For the preparation of the S. cerevisiae/SG-cellulanases cell factory and the further fermentation of delignified cellulose (TC) the following were carried out:

Starch was added to deionized water, heated to 90 °C and allowed to cool to room temperature. Then a volume of cellulase solution (from example 3) was mixed with the prepared starch gel. The starch gel/cellulase enzyme biocatalyst was added dropwise to baker's yeast and thus the cell lab S. cerevisiae/SG-cellulasses was prepared. The cell factory was used for the hydrolysis and further alcoholic fermentation of 30g of liquid delignified cellulose (TC) 15% in cellulose.
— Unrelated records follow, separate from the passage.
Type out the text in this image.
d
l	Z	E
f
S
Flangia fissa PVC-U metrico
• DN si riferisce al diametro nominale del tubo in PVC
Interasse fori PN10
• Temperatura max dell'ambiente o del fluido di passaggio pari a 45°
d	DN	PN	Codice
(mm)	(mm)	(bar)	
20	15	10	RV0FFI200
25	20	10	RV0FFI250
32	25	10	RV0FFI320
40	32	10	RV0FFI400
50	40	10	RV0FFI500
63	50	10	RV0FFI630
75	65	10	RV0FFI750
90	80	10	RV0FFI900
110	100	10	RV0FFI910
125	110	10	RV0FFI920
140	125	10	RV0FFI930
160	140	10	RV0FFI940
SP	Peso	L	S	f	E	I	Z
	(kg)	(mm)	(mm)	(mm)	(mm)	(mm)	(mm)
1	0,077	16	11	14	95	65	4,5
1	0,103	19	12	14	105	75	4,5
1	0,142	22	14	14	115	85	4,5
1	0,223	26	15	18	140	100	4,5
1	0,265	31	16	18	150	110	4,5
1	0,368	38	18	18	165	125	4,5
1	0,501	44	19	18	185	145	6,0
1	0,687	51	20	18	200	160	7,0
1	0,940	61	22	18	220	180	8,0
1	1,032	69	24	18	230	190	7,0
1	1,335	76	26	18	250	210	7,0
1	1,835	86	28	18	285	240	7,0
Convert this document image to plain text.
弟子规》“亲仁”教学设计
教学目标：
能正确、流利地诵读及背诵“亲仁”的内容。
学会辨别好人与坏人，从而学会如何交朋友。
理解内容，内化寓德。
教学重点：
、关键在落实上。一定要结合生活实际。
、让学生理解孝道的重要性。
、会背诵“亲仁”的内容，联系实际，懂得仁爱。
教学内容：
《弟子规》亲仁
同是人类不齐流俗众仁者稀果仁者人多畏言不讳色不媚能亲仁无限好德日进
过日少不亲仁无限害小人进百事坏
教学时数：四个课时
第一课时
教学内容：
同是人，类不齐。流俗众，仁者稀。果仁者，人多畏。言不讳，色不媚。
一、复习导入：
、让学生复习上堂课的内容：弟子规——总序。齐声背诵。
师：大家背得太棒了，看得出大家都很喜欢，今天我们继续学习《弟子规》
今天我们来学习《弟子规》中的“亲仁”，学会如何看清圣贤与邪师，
Enzyme production, hydrolysis and fermentation were performed at 30°C with low agitation (Figure 2).

Claims (6)

Claims 1. Method for the production of two Saccharomyces cerevisiae cell factories (S. cerevisiae/SG-T. reesei and S. cerevisiae/SG-cellulanases) without genetic modification for hydrolysis and alcoholic fermentation of cellobiose and delignified lignocellulosic biomass (delignified cellulose). 2. The delignified cellulose, according to claim 1, is obtained from lignocellulosic biomass which can be of any plant or bacterial origin 3. The delignified cellulose, according to claims 1 and 2, is obtained from lignocellulosic biomass by treating the lignocellulosic biomass with chemical means (acids, bases, etc.) or biological means for deligninization. 4. The two cell factories, according to claims 1,2,3, characterized in that they can be wet or dry (heating, ventilation, lyophilization) and used for any ethanol concentration and yield and speed of fermentation. 5. Use of the two cell factories Saccharomyces cerevisiae as a model for other microorganisms and enzymes according to claims 1, 2, 3, 4 characterized in that they can be used in any possible biochemical and, more generally, biotechnological process. 6. Combination in the application and use of examples 1, 2, 3, 4, 5 and in combination with claims 1, 2, 3, 4, and 5.